Question : In the reducer, the MapReduce API provides you with an iterator over Writable values. What does calling the next () method return?
1. It returns a reference to a different Writable object time. 2. It returns a reference to a Writable object from an object pool. 3. Access Mostly Uused Products by 50000+ Subscribers 4. It returns a reference to a Writable object. The API leaves unspecified whether this is a reused object or a new object. 5. It returns a reference to the same Writable object if the next value is the same as the previous value, or a new Writable object otherwise.

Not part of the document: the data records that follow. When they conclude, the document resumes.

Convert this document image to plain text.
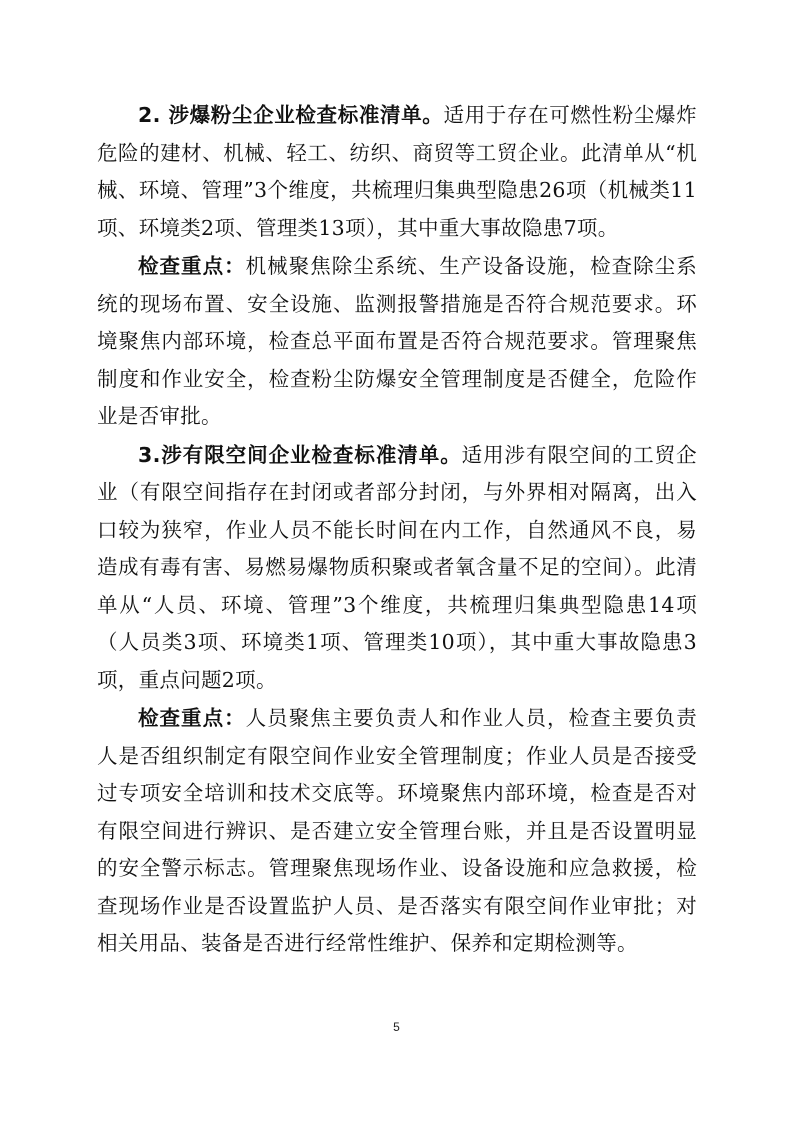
2. 涉爆粉尘企业检查标准清单。适用于存在可燃性粉尘爆炸危险的建材、机械、轻工、纺织、商贸等工贸企业。此清单从“机械、环境、管理”3个维度，共梳理归集典型隐患26项（机械类11项、环境类2项、管理类13项），其中重大事故隐患7项。

检查重点：机械聚焦除尘系统、生产设备设施，检查除尘系统的现场布置、安全设施、监测报警措施是否符合规范要求。环境聚焦内部环境，检查总平面布置是否符合规范要求。管理聚焦制度和作业安全，检查粉尘防爆安全管理制度是否健全，危险作业是否审批。

3.涉有限空间企业检查标准清单。适用涉有限空间的工贸企业（有限空间指存在封闭或者部分封闭，与外界相对隔离，出入口较为狭窄，作业人员不能长时间在内工作，自然通风不良，易造成有毒有害、易燃易爆物质积聚或者氧含量不足的空间）。此清单从“人员、环境、管理”3个维度，共梳理归集典型隐患14项（人员类3项、环境类1项、管理类10项），其中重大事故隐患3项，重点问题2项。

检查重点：人员聚焦主要负责人和作业人员，检查主要负责人是否组织制定有限空间作业安全管理制度；作业人员是否接受过专项安全培训和技术交底等。环境聚焦内部环境，检查是否对有限空间进行辨识、是否建立安全管理台账，并且是否设置明显的安全警示标志。管理聚焦现场作业、设备设施和应急救援，检查现场作业是否设置监护人员、是否落实有限空间作业审批；对相关用品、装备是否进行经常性维护、保养和定期检测等。

5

Correct Answer : Get Lastest Questions and Answer : Explanation: Calling Iterator.next() will always return the SAME EXACT instance of IntWritable, with the contents of that instance replaced with the next value
Question : MapReduce v (MRv/YARN) splits which major functions of the JobTracker into separate daemons? Select two. A. Heath states checks (heartbeats) B. Resource management C. Job scheduling/monitoring D. Job coordination between the ResourceManager and NodeManager E. Launching tasks F. Managing file system metadata G. MapReduce metric reporting H. Managing tasks 1. B,C 2. A,D 3. Access Mostly Uused Products by 50000+ Subscribers 4. C,H 5. B,G
Correct Answer : Get Lastest Questions and Answer : Explanation: The fundamental idea of MRv2 is to split up the two major functionalities of the JobTracker, resource management and job scheduling/monitoring, into separate daemons. The idea is to have a global ResourceManager (RM) and per-application ApplicationMaster (AM). An application is either a single job in the classical sense of Map- Reduce jobs or a DAG of jobs.

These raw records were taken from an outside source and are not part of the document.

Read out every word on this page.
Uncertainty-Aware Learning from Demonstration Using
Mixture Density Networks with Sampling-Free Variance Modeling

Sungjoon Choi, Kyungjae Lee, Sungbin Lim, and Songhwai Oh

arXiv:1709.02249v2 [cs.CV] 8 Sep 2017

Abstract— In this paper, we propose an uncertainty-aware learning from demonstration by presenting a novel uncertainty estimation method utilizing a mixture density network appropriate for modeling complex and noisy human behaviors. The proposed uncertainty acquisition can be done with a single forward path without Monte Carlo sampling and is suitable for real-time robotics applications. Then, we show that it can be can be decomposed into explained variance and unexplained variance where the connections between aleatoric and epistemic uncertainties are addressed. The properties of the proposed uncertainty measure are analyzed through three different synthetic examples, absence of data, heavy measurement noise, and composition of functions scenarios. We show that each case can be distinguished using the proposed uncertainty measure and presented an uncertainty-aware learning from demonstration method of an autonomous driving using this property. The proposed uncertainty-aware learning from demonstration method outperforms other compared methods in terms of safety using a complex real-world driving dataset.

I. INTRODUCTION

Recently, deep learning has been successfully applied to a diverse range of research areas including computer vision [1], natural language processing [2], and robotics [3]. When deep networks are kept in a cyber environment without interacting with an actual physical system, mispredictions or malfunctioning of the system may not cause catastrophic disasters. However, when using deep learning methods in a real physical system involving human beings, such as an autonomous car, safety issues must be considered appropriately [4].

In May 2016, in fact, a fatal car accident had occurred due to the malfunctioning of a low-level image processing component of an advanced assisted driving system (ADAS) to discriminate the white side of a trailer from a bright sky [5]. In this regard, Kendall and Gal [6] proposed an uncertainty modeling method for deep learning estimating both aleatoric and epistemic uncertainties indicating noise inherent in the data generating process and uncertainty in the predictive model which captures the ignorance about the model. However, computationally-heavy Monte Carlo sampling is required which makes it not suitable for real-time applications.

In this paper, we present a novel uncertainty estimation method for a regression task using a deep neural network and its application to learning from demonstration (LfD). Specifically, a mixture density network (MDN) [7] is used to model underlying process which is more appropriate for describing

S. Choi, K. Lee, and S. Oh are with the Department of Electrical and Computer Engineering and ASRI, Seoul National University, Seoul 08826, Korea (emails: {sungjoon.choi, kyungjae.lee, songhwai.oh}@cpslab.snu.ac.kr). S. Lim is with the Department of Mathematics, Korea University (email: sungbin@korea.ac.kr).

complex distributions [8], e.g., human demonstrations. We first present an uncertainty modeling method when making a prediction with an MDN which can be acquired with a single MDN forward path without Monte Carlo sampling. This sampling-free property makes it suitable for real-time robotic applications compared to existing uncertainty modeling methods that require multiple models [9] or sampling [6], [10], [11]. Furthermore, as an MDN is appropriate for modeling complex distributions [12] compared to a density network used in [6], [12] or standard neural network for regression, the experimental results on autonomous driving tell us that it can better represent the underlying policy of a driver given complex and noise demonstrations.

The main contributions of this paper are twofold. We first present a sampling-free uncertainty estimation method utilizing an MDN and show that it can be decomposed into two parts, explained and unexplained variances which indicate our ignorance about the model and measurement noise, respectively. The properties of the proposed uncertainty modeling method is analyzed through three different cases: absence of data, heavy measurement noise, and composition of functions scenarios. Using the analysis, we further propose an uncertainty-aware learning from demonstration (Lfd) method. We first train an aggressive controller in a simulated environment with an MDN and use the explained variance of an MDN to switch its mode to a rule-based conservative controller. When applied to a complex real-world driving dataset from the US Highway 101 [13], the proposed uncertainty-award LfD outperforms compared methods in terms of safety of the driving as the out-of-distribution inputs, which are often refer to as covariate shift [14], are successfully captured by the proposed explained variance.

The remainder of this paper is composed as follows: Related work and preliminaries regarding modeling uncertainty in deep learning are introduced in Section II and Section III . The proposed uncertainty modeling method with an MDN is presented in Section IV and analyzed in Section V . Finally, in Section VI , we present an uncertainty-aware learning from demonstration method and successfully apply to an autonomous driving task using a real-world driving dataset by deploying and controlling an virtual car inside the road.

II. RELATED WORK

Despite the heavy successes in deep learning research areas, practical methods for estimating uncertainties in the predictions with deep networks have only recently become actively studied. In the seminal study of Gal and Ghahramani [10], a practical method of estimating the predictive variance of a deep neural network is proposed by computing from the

The central goal of YARN is to clearly separate two things that are unfortunately smushed together in current Hadoop, specifically in (mainly) JobTracker: / Monitoring the status of the cluster with respect to which nodes have which resources available. Under YARN, this will be global. / Managing the parallelization execution of any specific job. Under YARN, this will be done separately for each job.

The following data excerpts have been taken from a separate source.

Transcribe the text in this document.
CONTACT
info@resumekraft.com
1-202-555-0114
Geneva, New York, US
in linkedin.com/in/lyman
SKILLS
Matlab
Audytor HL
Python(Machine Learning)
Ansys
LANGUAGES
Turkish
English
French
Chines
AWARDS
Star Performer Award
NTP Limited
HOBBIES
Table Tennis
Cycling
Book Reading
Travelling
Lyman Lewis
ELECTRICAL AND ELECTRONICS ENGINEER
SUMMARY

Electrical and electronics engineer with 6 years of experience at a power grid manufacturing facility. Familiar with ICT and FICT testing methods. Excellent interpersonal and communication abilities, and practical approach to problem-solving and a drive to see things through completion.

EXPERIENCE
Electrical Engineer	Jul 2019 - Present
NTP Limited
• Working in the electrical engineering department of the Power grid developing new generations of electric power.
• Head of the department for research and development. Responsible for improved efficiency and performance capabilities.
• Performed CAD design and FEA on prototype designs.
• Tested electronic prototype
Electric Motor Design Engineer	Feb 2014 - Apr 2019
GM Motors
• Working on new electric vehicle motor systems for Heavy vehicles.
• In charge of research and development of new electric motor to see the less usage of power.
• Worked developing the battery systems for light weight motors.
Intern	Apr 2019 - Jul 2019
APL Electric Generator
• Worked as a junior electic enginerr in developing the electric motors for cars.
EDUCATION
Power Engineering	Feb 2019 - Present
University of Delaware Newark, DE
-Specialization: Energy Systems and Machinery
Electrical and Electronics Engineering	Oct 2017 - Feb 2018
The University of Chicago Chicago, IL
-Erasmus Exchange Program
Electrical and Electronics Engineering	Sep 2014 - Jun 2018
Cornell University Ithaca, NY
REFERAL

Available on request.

Question : For each input key-value pair, mappers can emit: 1. As many intermediate key-value pairs as designed. There are no restrictions on the types of those key-value pairs (i.e., they can be heterogeneous). 2. As many intermediate key-value pairs as designed, but they cannot be of the same type as the input key-value pair. 3. Access Mostly Uused Products by 50000+ Subscribers 4. One intermediate key-value pair, but of the same type. 5. As many intermediate key-value pairs as designed, as long as all the keys have the same types and all the values have the same type.
Correct Answer : Get Lastest Questions and Answer : Explanation: Mapper maps input key/value pairs to a set of intermediate key/value pairs. Maps are the individual tasks that transform input records into intermediate records. The transformed intermediate records do not need to be of the same type as the input records. A given input pair may map to zero or many output pairs.
1. Map files are stored on the namenode and capture the metadata for all blocks on a particular rack. This is how Hadoop is "rack aware" 2. Map files are the files that show how the data is distributed in the Hadoop cluster. 3. Access Mostly Uused Products by 50000+ Subscribers 4. Map files are sorted sequence files that also have an index. The index allows fast data look up.